Yeats was unknown to me before, other than by name and reputation, until I picked up a couple of great little audiobooks featuring some of his most beloved poems accompanied with biographical comments putting them into context. Hearing poetry read aloud by talented readers is probably one surefire way to gain a new appreciation for it. Then I found a lovely little book, W. B. Yeats: Poems Selected by Seamus Heaney, part of Faber and Faber’s 80th Anniversary Collection published in 2009. The following poem will no doubt end up on my list of all-time favourite poems one day:

The Stolen Child by W. B. Yeats

Where dips the rocky highland
Of Sleuth Wood in the lake
There lies a leafy island
Where flapping herons wake
The drowsy water rats;
There we’ve hid our faery vats,
Full of berries
And of reddest stolen cherries.
And of reddest stolen cherries.
Come away, O human child!
To the waters and the wild
With a faery, hand in hand,
For the world’s more full of weeping than you can understand.

Where the wave of moonlight glosses
The dim grey sands with light,
Far off by furthest Rosses
We foot it all the night,
Weaving olden dances,
Mingling hands and mingling glances
Till the moon has taken flight;
To and fro we leap
And chase the frothy bubbles,
While the world is full of troubles
And is anxious in its sleep.
Come away, O human child!
To the waters and the wild
With a faery, hand in hand,
For the world’s more full of weeping than you can understand.

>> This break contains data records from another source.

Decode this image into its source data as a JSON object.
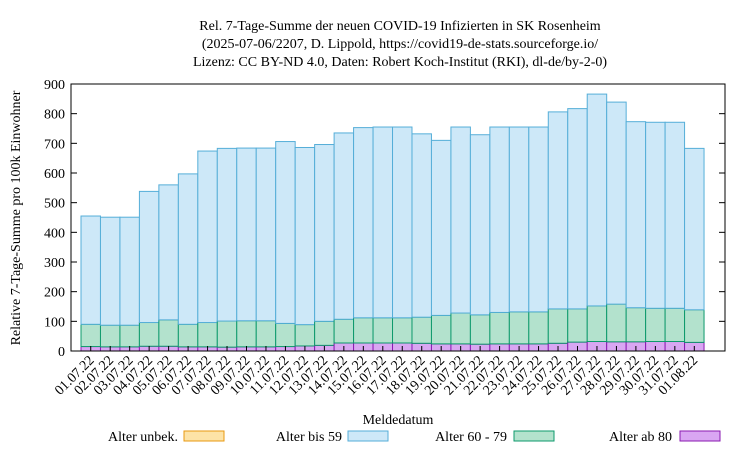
{
  "chart_data": {
    "type": "bar",
    "stacked": true,
    "title_lines": [
      "Rel. 7-Tage-Summe der neuen COVID-19 Infizierten in SK Rosenheim",
      "(2025-07-06/2207, D. Lippold, https://covid19-de-stats.sourceforge.io/",
      "Lizenz: CC BY-ND 4.0, Daten: Robert Koch-Institut (RKI), dl-de/by-2-0)"
    ],
    "xlabel": "Meldedatum",
    "ylabel": "Relative 7-Tage-Summe pro 100k Einwohner",
    "ylim": [
      0,
      900
    ],
    "yticks": [
      0,
      100,
      200,
      300,
      400,
      500,
      600,
      700,
      800,
      900
    ],
    "grid": false,
    "legend_position": "bottom",
    "categories": [
      "01.07.22",
      "02.07.22",
      "03.07.22",
      "04.07.22",
      "05.07.22",
      "06.07.22",
      "07.07.22",
      "08.07.22",
      "09.07.22",
      "10.07.22",
      "11.07.22",
      "12.07.22",
      "13.07.22",
      "14.07.22",
      "15.07.22",
      "16.07.22",
      "17.07.22",
      "18.07.22",
      "19.07.22",
      "20.07.22",
      "21.07.22",
      "22.07.22",
      "23.07.22",
      "24.07.22",
      "25.07.22",
      "26.07.22",
      "27.07.22",
      "28.07.22",
      "29.07.22",
      "30.07.22",
      "31.07.22",
      "01.08.22"
    ],
    "series": [
      {
        "name": "Alter ab 80",
        "color": "#d9a6f2",
        "edge": "#8a1ab0",
        "values": [
          15,
          14,
          14,
          16,
          16,
          14,
          14,
          13,
          14,
          14,
          15,
          17,
          19,
          27,
          27,
          27,
          27,
          26,
          24,
          24,
          23,
          24,
          24,
          24,
          26,
          30,
          32,
          31,
          31,
          32,
          32,
          29
        ]
      },
      {
        "name": "Alter 60 - 79",
        "color": "#b3e2cd",
        "edge": "#0e9a6c",
        "values": [
          75,
          73,
          73,
          80,
          89,
          76,
          82,
          88,
          88,
          88,
          78,
          72,
          81,
          80,
          85,
          85,
          85,
          88,
          96,
          104,
          99,
          106,
          108,
          108,
          116,
          112,
          120,
          127,
          115,
          112,
          112,
          110
        ]
      },
      {
        "name": "Alter bis 59",
        "color": "#cde8f8",
        "edge": "#55aed8",
        "values": [
          365,
          364,
          364,
          442,
          455,
          507,
          578,
          582,
          582,
          582,
          613,
          597,
          596,
          628,
          641,
          643,
          643,
          618,
          590,
          627,
          607,
          625,
          623,
          623,
          664,
          675,
          714,
          681,
          627,
          627,
          627,
          544
        ]
      },
      {
        "name": "Alter unbek.",
        "color": "#fde3a7",
        "edge": "#e89a10",
        "values": [
          0,
          0,
          0,
          0,
          0,
          0,
          0,
          0,
          0,
          0,
          0,
          0,
          0,
          0,
          0,
          0,
          0,
          0,
          0,
          0,
          0,
          0,
          0,
          0,
          0,
          0,
          0,
          0,
          0,
          0,
          0,
          0
        ]
      }
    ],
    "legend_order": [
      "Alter unbek.",
      "Alter bis 59",
      "Alter 60 - 79",
      "Alter ab 80"
    ]
  }
}
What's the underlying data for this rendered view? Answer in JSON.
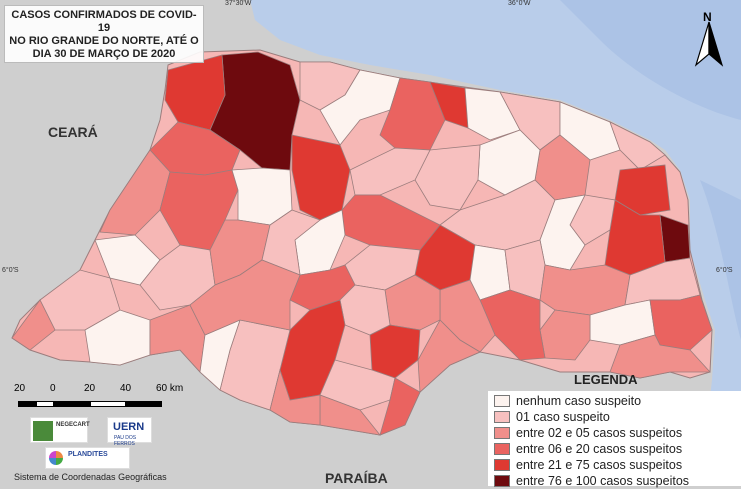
{
  "title": {
    "line1": "CASOS CONFIRMADOS DE COVID-19",
    "line2": "NO RIO GRANDE DO NORTE, ATÉ O",
    "line3": "DIA 30 DE MARÇO DE 2020"
  },
  "coordinates": {
    "lon1": "37°30'W",
    "lon2": "36°0'W",
    "lat_left": "6°0'S",
    "lat_right": "6°0'S"
  },
  "states": {
    "ceara": "CEARÁ",
    "paraiba": "PARAÍBA"
  },
  "north_label": "N",
  "scale": {
    "labels": [
      "20",
      "0",
      "20",
      "40",
      "60 km"
    ]
  },
  "legend": {
    "title": "LEGENDA",
    "items": [
      {
        "label": "nenhum caso suspeito",
        "color": "#fdf3ef"
      },
      {
        "label": "01 caso suspeito",
        "color": "#f7c0bf"
      },
      {
        "label": "entre 02 e 05 casos suspeitos",
        "color": "#f08f8b"
      },
      {
        "label": "entre 06 e 20 casos suspeitos",
        "color": "#ea6360"
      },
      {
        "label": "entre 21 e 75 casos suspeitos",
        "color": "#df3932"
      },
      {
        "label": "entre 76 e 100 casos suspeitos",
        "color": "#6e0a0e"
      }
    ]
  },
  "logos": {
    "negecart": "NEGECART",
    "uern": "UERN",
    "uern_sub": "PAU DOS FERROS",
    "plandites": "PLANDITES"
  },
  "footer": "Sistema de Coordenadas Geográficas"
}
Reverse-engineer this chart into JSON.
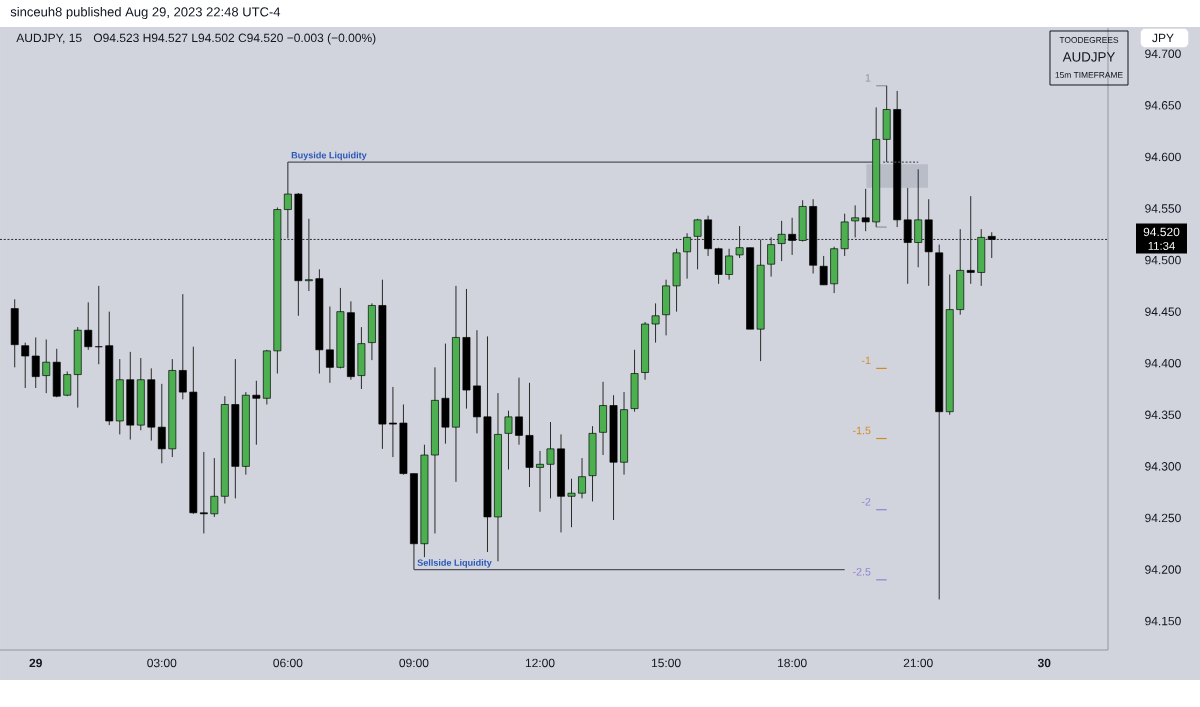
{
  "chart_data": {
    "type": "candlestick",
    "title": "AUDJPY, 15",
    "subtitle": "O94.523 H94.527 L94.502 C94.520 −0.003 (−0.00%)",
    "annotations": [
      "sinceuh8 published Aug 29, 2023 22:48 UTC-4",
      "TOODEGREES",
      "AUDJPY",
      "15m TIMEFRAME",
      "JPY",
      "11:34"
    ],
    "x": [
      "2023-08-28T23:30",
      "2023-08-28T23:45",
      "2023-08-29T00:00",
      "2023-08-29T00:15",
      "2023-08-29T00:30",
      "2023-08-29T00:45",
      "2023-08-29T01:00",
      "2023-08-29T01:15",
      "2023-08-29T01:30",
      "2023-08-29T01:45",
      "2023-08-29T02:00",
      "2023-08-29T02:15",
      "2023-08-29T02:30",
      "2023-08-29T02:45",
      "2023-08-29T03:00",
      "2023-08-29T03:15",
      "2023-08-29T03:30",
      "2023-08-29T03:45",
      "2023-08-29T04:00",
      "2023-08-29T04:15",
      "2023-08-29T04:30",
      "2023-08-29T04:45",
      "2023-08-29T05:00",
      "2023-08-29T05:15",
      "2023-08-29T05:30",
      "2023-08-29T05:45",
      "2023-08-29T06:00",
      "2023-08-29T06:15",
      "2023-08-29T06:30",
      "2023-08-29T06:45",
      "2023-08-29T07:00",
      "2023-08-29T07:15",
      "2023-08-29T07:30",
      "2023-08-29T07:45",
      "2023-08-29T08:00",
      "2023-08-29T08:15",
      "2023-08-29T08:30",
      "2023-08-29T08:45",
      "2023-08-29T09:00",
      "2023-08-29T09:15",
      "2023-08-29T09:30",
      "2023-08-29T09:45",
      "2023-08-29T10:00",
      "2023-08-29T10:15",
      "2023-08-29T10:30",
      "2023-08-29T10:45",
      "2023-08-29T11:00",
      "2023-08-29T11:15",
      "2023-08-29T11:30",
      "2023-08-29T11:45",
      "2023-08-29T12:00",
      "2023-08-29T12:15",
      "2023-08-29T12:30",
      "2023-08-29T12:45",
      "2023-08-29T13:00",
      "2023-08-29T13:15",
      "2023-08-29T13:30",
      "2023-08-29T13:45",
      "2023-08-29T14:00",
      "2023-08-29T14:15",
      "2023-08-29T14:30",
      "2023-08-29T14:45",
      "2023-08-29T15:00",
      "2023-08-29T15:15",
      "2023-08-29T15:30",
      "2023-08-29T15:45",
      "2023-08-29T16:00",
      "2023-08-29T16:15",
      "2023-08-29T16:30",
      "2023-08-29T16:45",
      "2023-08-29T17:00",
      "2023-08-29T17:15",
      "2023-08-29T17:30",
      "2023-08-29T17:45",
      "2023-08-29T18:00",
      "2023-08-29T18:15",
      "2023-08-29T18:30",
      "2023-08-29T18:45",
      "2023-08-29T19:00",
      "2023-08-29T19:15",
      "2023-08-29T19:30",
      "2023-08-29T19:45",
      "2023-08-29T20:00",
      "2023-08-29T20:15",
      "2023-08-29T20:30",
      "2023-08-29T20:45",
      "2023-08-29T21:00",
      "2023-08-29T21:15",
      "2023-08-29T21:30",
      "2023-08-29T21:45",
      "2023-08-29T22:00",
      "2023-08-29T22:15",
      "2023-08-29T22:30",
      "2023-08-29T22:45"
    ],
    "ohlc": [
      [
        94.453,
        94.462,
        94.396,
        94.418
      ],
      [
        94.417,
        94.42,
        94.376,
        94.407
      ],
      [
        94.407,
        94.425,
        94.376,
        94.387
      ],
      [
        94.388,
        94.423,
        94.371,
        94.401
      ],
      [
        94.401,
        94.414,
        94.367,
        94.368
      ],
      [
        94.369,
        94.392,
        94.368,
        94.389
      ],
      [
        94.389,
        94.435,
        94.357,
        94.432
      ],
      [
        94.432,
        94.459,
        94.413,
        94.416
      ],
      [
        94.416,
        94.475,
        94.399,
        94.416
      ],
      [
        94.417,
        94.45,
        94.34,
        94.344
      ],
      [
        94.344,
        94.404,
        94.331,
        94.384
      ],
      [
        94.384,
        94.411,
        94.326,
        94.34
      ],
      [
        94.34,
        94.405,
        94.335,
        94.384
      ],
      [
        94.384,
        94.395,
        94.325,
        94.338
      ],
      [
        94.338,
        94.38,
        94.303,
        94.317
      ],
      [
        94.317,
        94.404,
        94.309,
        94.393
      ],
      [
        94.393,
        94.467,
        94.365,
        94.372
      ],
      [
        94.372,
        94.416,
        94.254,
        94.255
      ],
      [
        94.255,
        94.314,
        94.235,
        94.254
      ],
      [
        94.254,
        94.308,
        94.251,
        94.271
      ],
      [
        94.271,
        94.368,
        94.264,
        94.36
      ],
      [
        94.36,
        94.404,
        94.269,
        94.3
      ],
      [
        94.3,
        94.372,
        94.292,
        94.369
      ],
      [
        94.369,
        94.383,
        94.321,
        94.366
      ],
      [
        94.366,
        94.413,
        94.36,
        94.412
      ],
      [
        94.412,
        94.551,
        94.39,
        94.549
      ],
      [
        94.549,
        94.595,
        94.521,
        94.564
      ],
      [
        94.564,
        94.565,
        94.446,
        94.48
      ],
      [
        94.48,
        94.54,
        94.47,
        94.481
      ],
      [
        94.482,
        94.491,
        94.39,
        94.413
      ],
      [
        94.413,
        94.455,
        94.381,
        94.396
      ],
      [
        94.396,
        94.473,
        94.395,
        94.45
      ],
      [
        94.449,
        94.46,
        94.384,
        94.387
      ],
      [
        94.388,
        94.435,
        94.375,
        94.419
      ],
      [
        94.42,
        94.458,
        94.403,
        94.456
      ],
      [
        94.456,
        94.481,
        94.317,
        94.341
      ],
      [
        94.342,
        94.377,
        94.309,
        94.341
      ],
      [
        94.342,
        94.36,
        94.292,
        94.293
      ],
      [
        94.293,
        94.293,
        94.2,
        94.225
      ],
      [
        94.225,
        94.321,
        94.212,
        94.311
      ],
      [
        94.311,
        94.396,
        94.235,
        94.364
      ],
      [
        94.366,
        94.419,
        94.322,
        94.338
      ],
      [
        94.338,
        94.475,
        94.285,
        94.425
      ],
      [
        94.425,
        94.472,
        94.356,
        94.374
      ],
      [
        94.378,
        94.432,
        94.332,
        94.348
      ],
      [
        94.348,
        94.426,
        94.217,
        94.251
      ],
      [
        94.251,
        94.371,
        94.208,
        94.331
      ],
      [
        94.332,
        94.354,
        94.297,
        94.348
      ],
      [
        94.348,
        94.386,
        94.321,
        94.33
      ],
      [
        94.33,
        94.381,
        94.28,
        94.299
      ],
      [
        94.299,
        94.315,
        94.256,
        94.302
      ],
      [
        94.302,
        94.343,
        94.269,
        94.317
      ],
      [
        94.317,
        94.331,
        94.236,
        94.271
      ],
      [
        94.271,
        94.288,
        94.241,
        94.274
      ],
      [
        94.274,
        94.308,
        94.269,
        94.29
      ],
      [
        94.291,
        94.339,
        94.266,
        94.332
      ],
      [
        94.333,
        94.382,
        94.311,
        94.359
      ],
      [
        94.359,
        94.369,
        94.248,
        94.304
      ],
      [
        94.304,
        94.372,
        94.292,
        94.355
      ],
      [
        94.356,
        94.413,
        94.353,
        94.39
      ],
      [
        94.391,
        94.44,
        94.384,
        94.438
      ],
      [
        94.438,
        94.458,
        94.42,
        94.446
      ],
      [
        94.447,
        94.481,
        94.427,
        94.475
      ],
      [
        94.475,
        94.511,
        94.45,
        94.507
      ],
      [
        94.508,
        94.526,
        94.482,
        94.522
      ],
      [
        94.523,
        94.54,
        94.491,
        94.539
      ],
      [
        94.539,
        94.543,
        94.504,
        94.511
      ],
      [
        94.511,
        94.512,
        94.477,
        94.486
      ],
      [
        94.486,
        94.511,
        94.481,
        94.504
      ],
      [
        94.505,
        94.533,
        94.502,
        94.512
      ],
      [
        94.512,
        94.512,
        94.433,
        94.433
      ],
      [
        94.433,
        94.52,
        94.402,
        94.495
      ],
      [
        94.496,
        94.522,
        94.484,
        94.515
      ],
      [
        94.516,
        94.538,
        94.499,
        94.525
      ],
      [
        94.525,
        94.541,
        94.505,
        94.519
      ],
      [
        94.519,
        94.558,
        94.518,
        94.552
      ],
      [
        94.552,
        94.559,
        94.487,
        94.495
      ],
      [
        94.494,
        94.504,
        94.476,
        94.476
      ],
      [
        94.477,
        94.513,
        94.468,
        94.511
      ],
      [
        94.511,
        94.545,
        94.504,
        94.537
      ],
      [
        94.538,
        94.553,
        94.522,
        94.541
      ],
      [
        94.541,
        94.569,
        94.528,
        94.537
      ],
      [
        94.537,
        94.648,
        94.532,
        94.617
      ],
      [
        94.617,
        94.669,
        94.595,
        94.646
      ],
      [
        94.646,
        94.664,
        94.532,
        94.539
      ],
      [
        94.539,
        94.57,
        94.477,
        94.517
      ],
      [
        94.517,
        94.588,
        94.493,
        94.539
      ],
      [
        94.539,
        94.559,
        94.475,
        94.508
      ],
      [
        94.507,
        94.515,
        94.171,
        94.353
      ],
      [
        94.353,
        94.486,
        94.35,
        94.452
      ],
      [
        94.452,
        94.53,
        94.447,
        94.49
      ],
      [
        94.49,
        94.562,
        94.477,
        94.488
      ],
      [
        94.488,
        94.53,
        94.475,
        94.522
      ],
      [
        94.523,
        94.527,
        94.502,
        94.52
      ]
    ],
    "colors": [
      "#000000",
      "#000000",
      "#000000",
      "#4caf50",
      "#000000",
      "#4caf50",
      "#4caf50",
      "#000000",
      "#000000",
      "#000000",
      "#4caf50",
      "#000000",
      "#4caf50",
      "#000000",
      "#000000",
      "#4caf50",
      "#000000",
      "#000000",
      "#000000",
      "#4caf50",
      "#4caf50",
      "#000000",
      "#4caf50",
      "#000000",
      "#4caf50",
      "#4caf50",
      "#4caf50",
      "#000000",
      "#4caf50",
      "#000000",
      "#000000",
      "#4caf50",
      "#000000",
      "#4caf50",
      "#4caf50",
      "#000000",
      "#000000",
      "#000000",
      "#000000",
      "#4caf50",
      "#4caf50",
      "#000000",
      "#4caf50",
      "#000000",
      "#000000",
      "#000000",
      "#4caf50",
      "#4caf50",
      "#000000",
      "#000000",
      "#4caf50",
      "#4caf50",
      "#000000",
      "#4caf50",
      "#4caf50",
      "#4caf50",
      "#4caf50",
      "#000000",
      "#4caf50",
      "#4caf50",
      "#4caf50",
      "#4caf50",
      "#4caf50",
      "#4caf50",
      "#4caf50",
      "#4caf50",
      "#000000",
      "#000000",
      "#4caf50",
      "#4caf50",
      "#000000",
      "#4caf50",
      "#4caf50",
      "#4caf50",
      "#000000",
      "#4caf50",
      "#000000",
      "#000000",
      "#4caf50",
      "#4caf50",
      "#4caf50",
      "#000000",
      "#4caf50",
      "#4caf50",
      "#000000",
      "#000000",
      "#4caf50",
      "#000000",
      "#000000",
      "#4caf50",
      "#4caf50",
      "#000000",
      "#4caf50",
      "#000000"
    ],
    "series": [
      {
        "type": "line",
        "x": [
          "2023-08-29T19:46",
          "2023-08-29T21:14"
        ],
        "values": [
          null,
          null
        ],
        "lower": [
          94.57,
          94.57
        ],
        "upper": [
          94.593,
          94.593
        ],
        "color": "#b9bdc7"
      },
      {
        "type": "line",
        "name": "Buyside Liquidity",
        "x": [
          "2023-08-29T06:00",
          "2023-08-29T19:55"
        ],
        "values": [
          94.595,
          94.595
        ],
        "color": "#50535e"
      },
      {
        "type": "line",
        "line_style": "dotted",
        "x": [
          "2023-08-29T20:10",
          "2023-08-29T21:00"
        ],
        "values": [
          94.595,
          94.595
        ],
        "color": "#50535e"
      },
      {
        "type": "line",
        "name": "Sellside Liquidity",
        "x": [
          "2023-08-29T09:00",
          "2023-08-29T19:15"
        ],
        "values": [
          94.2,
          94.2
        ],
        "color": "#50535e"
      },
      {
        "type": "line",
        "name": "1",
        "x": [
          "2023-08-29T20:00",
          "2023-08-29T20:15"
        ],
        "values": [
          94.669,
          94.669
        ],
        "color": "#8f929b"
      },
      {
        "type": "line",
        "x": [
          "2023-08-29T20:00",
          "2023-08-29T20:15"
        ],
        "values": [
          94.532,
          94.532
        ],
        "color": "#8f929b"
      },
      {
        "type": "line",
        "name": "-1",
        "x": [
          "2023-08-29T20:00",
          "2023-08-29T20:15"
        ],
        "values": [
          94.395,
          94.395
        ],
        "color": "#d08a2a"
      },
      {
        "type": "line",
        "name": "-1.5",
        "x": [
          "2023-08-29T20:00",
          "2023-08-29T20:15"
        ],
        "values": [
          94.327,
          94.327
        ],
        "color": "#d08a2a"
      },
      {
        "type": "line",
        "name": "-2",
        "x": [
          "2023-08-29T20:00",
          "2023-08-29T20:15"
        ],
        "values": [
          94.258,
          94.258
        ],
        "color": "#9580d3"
      },
      {
        "type": "line",
        "name": "-2.5",
        "x": [
          "2023-08-29T20:00",
          "2023-08-29T20:15"
        ],
        "values": [
          94.19,
          94.19
        ],
        "color": "#9580d3"
      }
    ],
    "ref_lines": [
      {
        "axis": "y",
        "value": 94.52,
        "label": "94.520",
        "color": "#000000",
        "line_style": "dotted"
      }
    ],
    "xlim": [
      "2023-08-28T23:09",
      "2023-08-30T01:31"
    ],
    "xticks": [
      {
        "value": "2023-08-29T00:00",
        "label": "29"
      },
      {
        "value": "2023-08-29T03:00",
        "label": "03:00"
      },
      {
        "value": "2023-08-29T06:00",
        "label": "06:00"
      },
      {
        "value": "2023-08-29T09:00",
        "label": "09:00"
      },
      {
        "value": "2023-08-29T12:00",
        "label": "12:00"
      },
      {
        "value": "2023-08-29T15:00",
        "label": "15:00"
      },
      {
        "value": "2023-08-29T18:00",
        "label": "18:00"
      },
      {
        "value": "2023-08-29T21:00",
        "label": "21:00"
      },
      {
        "value": "2023-08-30T00:00",
        "label": "30"
      }
    ],
    "ylim": [
      94.122,
      94.725
    ],
    "yticks": [
      {
        "value": 94.15,
        "label": "94.150"
      },
      {
        "value": 94.2,
        "label": "94.200"
      },
      {
        "value": 94.25,
        "label": "94.250"
      },
      {
        "value": 94.3,
        "label": "94.300"
      },
      {
        "value": 94.35,
        "label": "94.350"
      },
      {
        "value": 94.4,
        "label": "94.400"
      },
      {
        "value": 94.45,
        "label": "94.450"
      },
      {
        "value": 94.5,
        "label": "94.500"
      },
      {
        "value": 94.55,
        "label": "94.550"
      },
      {
        "value": 94.6,
        "label": "94.600"
      },
      {
        "value": 94.65,
        "label": "94.650"
      },
      {
        "value": 94.7,
        "label": "94.700"
      }
    ]
  }
}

Where the wandering water gushes
From the hills above Glen-Car,
In pools among the rushes
That scarce could bathe a star,
We seek for slumbering trout
And whispering in their ears
Give them unquiet dreams;
Leaning softly out
From ferns that drop their tears
Over the young streams.
Come away, O human child!
To the waters and the wild
With a faery, hand in hand,
For the world’s more full of weeping than you can understand.

Away with us he’s going,
The solemn-eyed:
He’ll hear no more the lowing
Of the calves on the warm hillside
Or the kettle on the hob
Sing peace into his breast,
Or see the brown mice bob
Round and round the oatmeal chest.
For he comes, the human child,
To the waters and the wild
With a faery, hand in hand,
For the world’s more full of weeping than he can understand.